Le meeting de Dresde a été marqué par deux articles récents qui ont montré que la dysfonction d'un système de neurones contenant des peptides nommés orexines ou hypocretines chez la souris ou le chien entraîne l'apparition de narcolepsie (Lin et al., 1999, Chemelli et al., 1999 , revue de Siegel, 1999). La première équipe a mis en évidence une délétion du récepteur 2 aux orexines chez les dobermans et les labradors narcoleptiques. L'autre équipe a créé un souris knock-out des orexines. Ces souris présentent des attaques narcoleptiques. De plus, très récemment, Nishino et al. (2000) ont observé que l'hypocretin-1 était indétectable dans le liquide céphalorachidien des patients narcoleptiques.
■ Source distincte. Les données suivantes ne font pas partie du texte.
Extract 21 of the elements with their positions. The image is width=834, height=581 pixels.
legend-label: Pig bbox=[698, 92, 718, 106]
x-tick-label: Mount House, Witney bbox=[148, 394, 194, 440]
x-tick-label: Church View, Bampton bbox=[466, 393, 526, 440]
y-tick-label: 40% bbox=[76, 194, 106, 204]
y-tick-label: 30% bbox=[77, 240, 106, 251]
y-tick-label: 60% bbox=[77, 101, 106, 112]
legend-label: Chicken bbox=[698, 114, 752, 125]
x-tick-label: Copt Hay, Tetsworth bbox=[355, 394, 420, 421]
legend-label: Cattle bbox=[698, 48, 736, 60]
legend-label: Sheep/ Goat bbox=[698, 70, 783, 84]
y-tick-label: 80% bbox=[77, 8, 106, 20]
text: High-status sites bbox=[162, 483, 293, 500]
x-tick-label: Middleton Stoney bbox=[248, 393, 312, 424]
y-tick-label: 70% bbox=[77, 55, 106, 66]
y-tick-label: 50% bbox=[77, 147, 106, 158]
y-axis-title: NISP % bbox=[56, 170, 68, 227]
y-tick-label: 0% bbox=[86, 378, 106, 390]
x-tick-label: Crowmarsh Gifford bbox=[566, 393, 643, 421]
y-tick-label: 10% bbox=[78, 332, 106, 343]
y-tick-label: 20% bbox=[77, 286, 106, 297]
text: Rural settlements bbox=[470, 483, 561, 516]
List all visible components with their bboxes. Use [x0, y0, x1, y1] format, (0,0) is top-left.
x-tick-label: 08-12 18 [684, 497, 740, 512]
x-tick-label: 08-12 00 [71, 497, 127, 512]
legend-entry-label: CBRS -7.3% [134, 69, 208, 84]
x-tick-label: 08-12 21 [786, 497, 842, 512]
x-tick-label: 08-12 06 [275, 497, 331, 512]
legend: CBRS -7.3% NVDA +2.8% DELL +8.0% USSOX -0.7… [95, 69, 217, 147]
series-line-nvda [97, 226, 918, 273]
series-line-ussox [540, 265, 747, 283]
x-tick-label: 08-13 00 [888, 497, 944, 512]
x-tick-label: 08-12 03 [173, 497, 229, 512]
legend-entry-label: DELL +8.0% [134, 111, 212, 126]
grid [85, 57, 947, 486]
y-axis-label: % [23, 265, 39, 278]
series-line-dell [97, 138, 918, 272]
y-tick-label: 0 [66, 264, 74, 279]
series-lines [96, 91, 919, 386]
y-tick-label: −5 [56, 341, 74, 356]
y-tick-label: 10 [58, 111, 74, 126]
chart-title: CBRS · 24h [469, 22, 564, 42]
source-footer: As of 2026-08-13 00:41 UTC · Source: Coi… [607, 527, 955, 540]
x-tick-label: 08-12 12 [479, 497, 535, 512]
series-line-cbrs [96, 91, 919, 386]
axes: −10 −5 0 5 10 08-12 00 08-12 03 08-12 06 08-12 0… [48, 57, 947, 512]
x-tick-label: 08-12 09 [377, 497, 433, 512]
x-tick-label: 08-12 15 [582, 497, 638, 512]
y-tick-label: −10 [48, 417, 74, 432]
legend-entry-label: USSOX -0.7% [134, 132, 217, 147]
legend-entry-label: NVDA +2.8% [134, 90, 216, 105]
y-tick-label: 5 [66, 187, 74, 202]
L'ensemble de ces résultats ouvrent un vaste champ d'investigation sur la narcolepsie et son traitement chez l'Homme.

La narcolepsie est une maladie qui affecte environ une personne sur 2000 et se développe généralement dans la seconde ou la troisième décennie de la vie avec des symptômes augmentant progressivement sur une période de 1 ou plusieurs années avant de se stabiliser. La narcolepsie est caractérisée par une somnolence diurne excessive et la cataplexie qui est une perte du tonus musculaire déclenchée par une émotion forte soudaine comme le rire. Pendant les attaques de cataplexie qui durent en général quelques secondes, les malades restent conscients.

La narcolepsie existe également chez les chevaux, les vaches et les chiens. Au début des années 70, Dement et ses collaborateurs (1994) ont montré que la narcolepsie chez les labradors et les dobermans était du à une transmission autosomique récessive d'un seul gène.
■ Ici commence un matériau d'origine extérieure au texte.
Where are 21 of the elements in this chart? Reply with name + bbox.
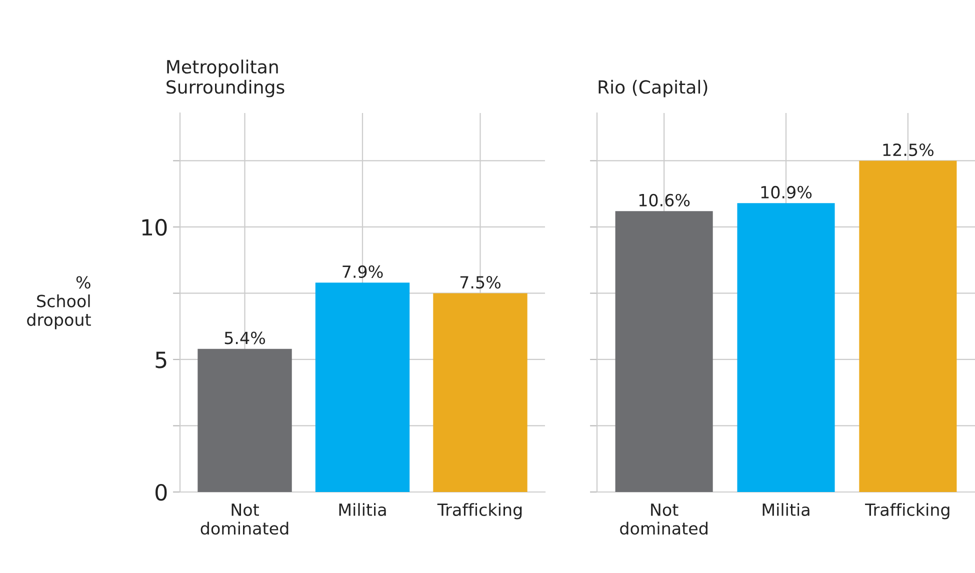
bar	[433, 293, 528, 492]
y-tick-label: 5	[156, 352, 166, 368]
data-label: 10.9%	[761, 186, 812, 198]
x-tick-label: Not dominated	[620, 504, 708, 535]
x-tick-label: Not dominated	[200, 504, 288, 535]
x-tick-label: Trafficking	[437, 503, 522, 520]
data-label: 5.4%	[224, 332, 266, 344]
x-tick-label: Trafficking	[865, 503, 950, 520]
x-tick-label: Militia	[762, 503, 810, 516]
y-axis-title: % School dropout	[27, 276, 91, 330]
x-tick-label: Militia	[339, 503, 386, 516]
chart-title: Rio (Capital)	[598, 80, 708, 98]
bar	[315, 282, 410, 492]
data-label: 7.9%	[342, 265, 383, 278]
y-tick-label: 0	[156, 484, 167, 501]
y-tick-label: 10	[142, 218, 167, 236]
data-label: 10.6%	[639, 194, 690, 206]
bar	[198, 348, 292, 492]
chart-title: Metropolitan Surroundings	[166, 60, 284, 98]
data-label: 12.5%	[883, 143, 934, 156]
data-label: 7.5%	[460, 276, 500, 289]
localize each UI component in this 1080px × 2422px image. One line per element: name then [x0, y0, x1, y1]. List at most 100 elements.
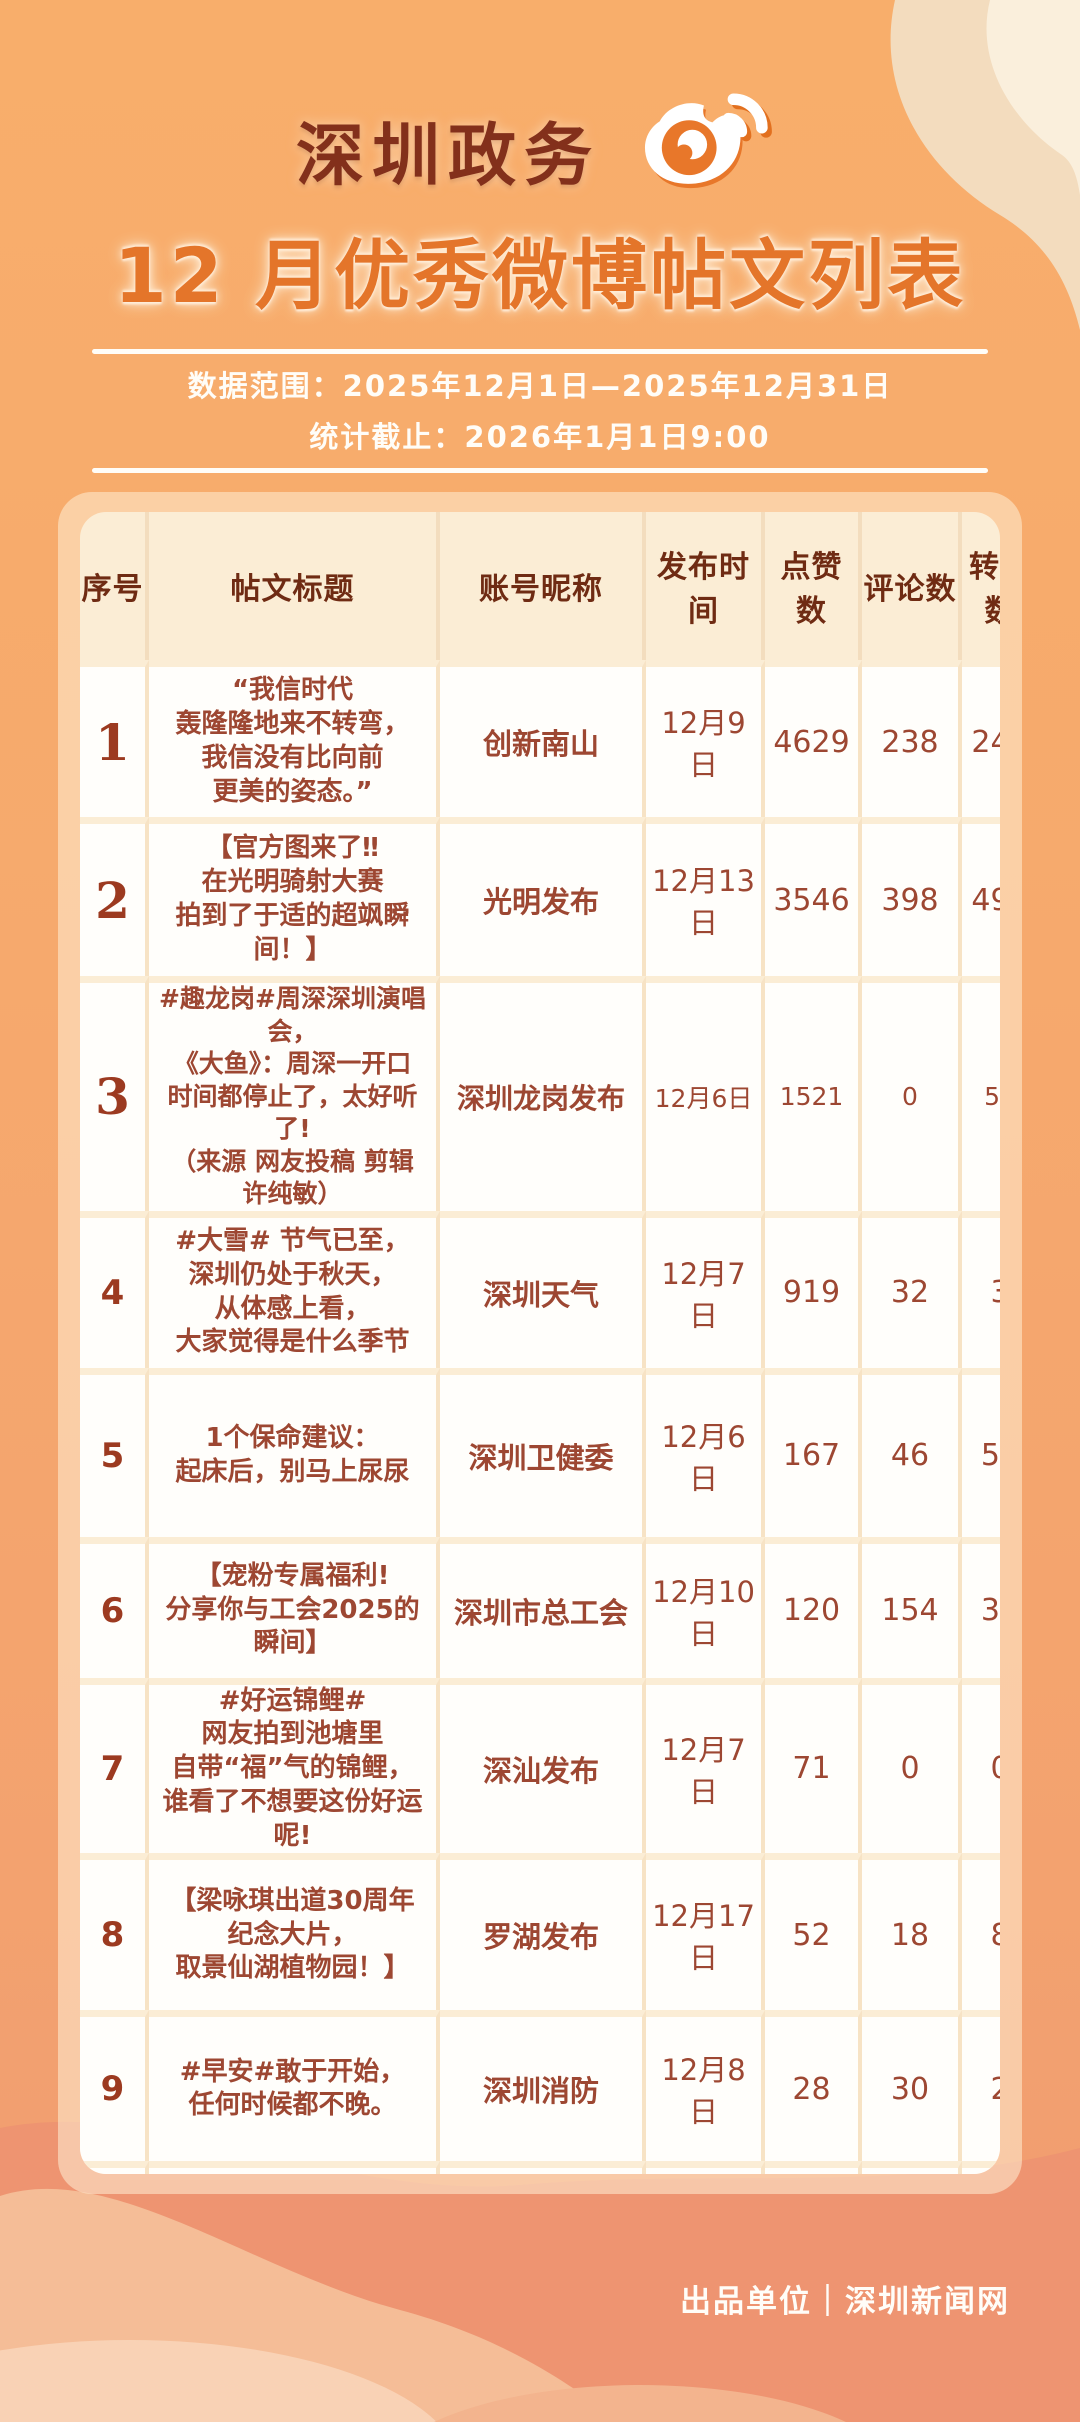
account-name: 福田发布	[440, 2161, 646, 2174]
table-row: 9#早安#敢于开始， 任何时候都不晚。深圳消防12月8日28302	[80, 2010, 1000, 2162]
post-title: 【#工作性抑郁的9个征兆#】	[149, 2161, 440, 2174]
row-number: 3	[80, 976, 149, 1211]
post-title: #好运锦鲤# 网友拍到池塘里 自带“福”气的锦鲤， 谁看了不想要这份好运呢!	[149, 1677, 440, 1854]
brand-row: 深圳政务	[0, 88, 1080, 210]
table-row: 2 【官方图来了‼ 在光明骑射大赛 拍到了于适的超飒瞬间！】 光明发布 12月13日 3…	[80, 817, 1000, 976]
bottom-blob-small	[434, 2385, 846, 2422]
publish-date: 12月6日	[646, 976, 765, 1211]
footer: 出品单位｜深圳新闻网	[680, 2276, 1010, 2321]
stat-deadline-text: 统计截止：2026年1月1日9:00	[309, 420, 771, 454]
likes-count: 919	[765, 1210, 862, 1368]
account-name: 罗湖发布	[440, 1853, 646, 2011]
comments-count: 398	[862, 817, 962, 976]
comments-count: 18	[862, 1853, 962, 2011]
account-name: 创新南山	[440, 660, 646, 817]
likes-count: 52	[765, 1853, 862, 2011]
credit-text: 出品单位｜深圳新闻网	[680, 2284, 1010, 2320]
comments-count: 30	[862, 2010, 962, 2162]
table-row: 8 【梁咏琪出道30周年 纪念大片， 取景仙湖植物园！】 罗湖发布 12月17日 52 1…	[80, 1853, 1000, 2011]
account-name: 光明发布	[440, 817, 646, 976]
table-row: 4 #大雪# 节气已至， 深圳仍处于秋天， 从体感上看， 大家觉得是什么季节 深圳天…	[80, 1210, 1000, 1368]
comments-count: 0	[862, 976, 962, 1211]
column-header: 发布时间	[646, 512, 765, 660]
column-header: 转发数	[969, 550, 1000, 629]
account-name: 深圳卫健委	[440, 1367, 646, 1537]
reposts-count: 493	[962, 817, 1000, 976]
row-number: 8	[80, 1853, 149, 2011]
row-number: 9	[80, 2010, 149, 2162]
post-title: 【官方图来了‼ 在光明骑射大赛 拍到了于适的超飒瞬间！】	[149, 817, 440, 976]
post-title: #大雪# 节气已至， 深圳仍处于秋天， 从体感上看， 大家觉得是什么季节	[149, 1210, 440, 1368]
account-name: 深圳市总工会	[440, 1536, 646, 1678]
likes-count: 4629	[765, 660, 862, 817]
row-number: 6	[80, 1536, 149, 1678]
likes-count: 1521	[765, 976, 862, 1211]
row-number: 10	[80, 2161, 149, 2174]
reposts-count: 243	[962, 660, 1000, 817]
table-header-row: 序号帖文标题账号昵称发布时间点赞数评论数转发数	[80, 512, 1000, 660]
posts-table: 序号帖文标题账号昵称发布时间点赞数评论数转发数 1“我信时代 轰隆隆地来不转弯，…	[80, 512, 1000, 2174]
publish-date: 12月13日	[646, 817, 765, 976]
comments-count: 238	[862, 660, 962, 817]
publish-date: 12月25日	[646, 2161, 765, 2174]
weibo-icon	[644, 93, 772, 189]
likes-count: 25	[765, 2161, 862, 2174]
row-number: 2	[80, 817, 149, 976]
likes-count: 28	[765, 2010, 862, 2162]
post-title: “我信时代 轰隆隆地来不转弯， 我信没有比向前 更美的姿态。”	[149, 660, 440, 817]
comments-count: 0	[862, 2161, 962, 2174]
likes-count: 167	[765, 1367, 862, 1537]
row-number: 7	[80, 1677, 149, 1854]
table-row: 1 “我信时代 轰隆隆地来不转弯， 我信没有比向前 更美的姿态。” 创新南山 12月9…	[80, 660, 1000, 817]
publish-date: 12月9日	[646, 660, 765, 817]
divider-line-bottom	[92, 468, 988, 473]
reposts-count: 39	[962, 1536, 1000, 1678]
meta-section: 数据范围：2025年12月1日—2025年12月31日 统计截止：2026年1月…	[92, 349, 988, 473]
account-name: 深汕发布	[440, 1677, 646, 1854]
post-title: #早安#敢于开始， 任何时候都不晚。	[149, 2010, 440, 2162]
likes-count: 71	[765, 1677, 862, 1854]
table-card: 序号帖文标题账号昵称发布时间点赞数评论数转发数 1“我信时代 轰隆隆地来不转弯，…	[80, 512, 1000, 2174]
publish-date: 12月17日	[646, 1853, 765, 2011]
column-header: 评论数	[862, 512, 962, 660]
reposts-count: 3	[962, 1210, 1000, 1368]
reposts-count: 56	[962, 976, 1000, 1211]
comments-count: 46	[862, 1367, 962, 1537]
publish-date: 12月10日	[646, 1536, 765, 1678]
row-number: 5	[80, 1367, 149, 1537]
comments-count: 32	[862, 1210, 962, 1368]
reposts-count: 2	[962, 2010, 1000, 2162]
reposts-count: 8	[962, 1853, 1000, 2011]
reposts-count: 0	[962, 1677, 1000, 1854]
corner-wave-light	[986, 0, 1080, 195]
divider-line-top	[92, 349, 988, 354]
table-body: 1 “我信时代 轰隆隆地来不转弯， 我信没有比向前 更美的姿态。” 创新南山 12月9…	[80, 660, 1000, 2174]
post-title: 1个保命建议： 起床后，别马上尿尿	[149, 1367, 440, 1537]
table-row: 3 #趣龙岗#周深深圳演唱会， 《大鱼》：周深一开口 时间都停止了，太好听了! （…	[80, 976, 1000, 1211]
column-header: 帖文标题	[149, 512, 440, 660]
table-row: 6 【宠粉专属福利! 分享你与工会2025的瞬间】 深圳市总工会 12月10日 120 1…	[80, 1536, 1000, 1678]
likes-count: 3546	[765, 817, 862, 976]
table-row: 7 #好运锦鲤# 网友拍到池塘里 自带“福”气的锦鲤， 谁看了不想要这份好运呢! 深…	[80, 1677, 1000, 1854]
publish-date: 12月8日	[646, 2010, 765, 2162]
table-row: 10【#工作性抑郁的9个征兆#】福田发布12月25日25023	[80, 2161, 1000, 2174]
table-card-outer: 序号帖文标题账号昵称发布时间点赞数评论数转发数 1“我信时代 轰隆隆地来不转弯，…	[58, 492, 1022, 2194]
account-name: 深圳消防	[440, 2010, 646, 2162]
post-title: 【宠粉专属福利! 分享你与工会2025的瞬间】	[149, 1536, 440, 1678]
row-number: 4	[80, 1210, 149, 1368]
bottom-blob-lighter	[0, 2340, 437, 2422]
column-header: 账号昵称	[440, 512, 646, 660]
likes-count: 120	[765, 1536, 862, 1678]
post-title: #趣龙岗#周深深圳演唱会， 《大鱼》：周深一开口 时间都停止了，太好听了! （来…	[149, 976, 440, 1211]
column-header: 点赞数	[765, 512, 862, 660]
reposts-count: 23	[962, 2161, 1000, 2174]
account-name: 深圳天气	[440, 1210, 646, 1368]
publish-date: 12月6日	[646, 1367, 765, 1537]
page-title: 12 月优秀微博帖文列表	[113, 231, 967, 320]
column-header: 序号	[80, 512, 149, 660]
publish-date: 12月7日	[646, 1677, 765, 1854]
comments-count: 0	[862, 1677, 962, 1854]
La somnolence diurne de la narcolepsie peut être traitée par un certain nombre de substances comme les amphétamines et le modafinil. La cataplexie est généralement traitée avec les antidépresseurs tricycliques et les inhibiteurs de recapture de la sérotonine. En revanche, le blocage de la noradrénaline et la stimulation des systèmes cholinergiques exacerbent la cataplexie. Ainsi la balance entre les systèmes noradrénergiques et cholinergiques est un facteur majeur dans le contrôle de la cataplexie (Nishino et Mignot, 1997).

Chez les personnes normales, les muscles posturaux maintiennent un tonus de base pendant l'éveil et le sommeil lent. C'est seulement pendant le sommeil paradoxal que le tonus musculaire est complètement aboli. La similitude de l'atonie du sommeil paradoxal et de la cataplexie ont conduit à l'hypothèse que celle-ci était dû à l'activation pendant l'éveil des mécanismes qui normalement suppriment le tonus musculaire pendant le sommeil paradoxal. De nombreuses études indique que l'atonie du sommeil paradoxal serait du à l'activation dans le tronc cérébral d'un réseau neuronal dont le dernier maillon est composé de neurones utilisant un acide aminé inhibiteur, la glycine. La glycine serait secrété sur les motoneurones et induirait leur hyperpolarisation et donc une atonie musculaire quasi complète.

Que sont les orexines?

Les orexines A (hypocretin-1) et B (hypocretin-2) sont des peptides récemment découverts ( de Lecea et al., 1998; Sakurai et al., 1998) qui sont contenus exclusivement dans une population de neurones se localisant dans la région périfornicale de l'hypothalamus postérieur. Ces neurones ont des projections dans la quasi-totalité du cerveau. Ils projettent densément sur plusieurs populations neuronales impliquées dans le maintien de l'éveil comme les neurones sérotonergiques des noyaux du raphé, noradrénergiques du locus coeruleus et histaminergiques du noyau tubéromamillaire. Ils se projettent également diffusément sur le cortex et peuvent donc influencer directement l'activité corticale ( Peyron et al., 1998) Finalement, ils émettent des projections sur le système limbique. Cette projection pourrait jouer un rôle crucial dans la narcolepsie du fait de l'importance du système limbique dans l'émotion. Deux types de récepteurs aux orexines ont été identifiés. Le type 1 se trouve surtout dans le tronc cérébral et le type 2 dans la partie antérieure du cerveau.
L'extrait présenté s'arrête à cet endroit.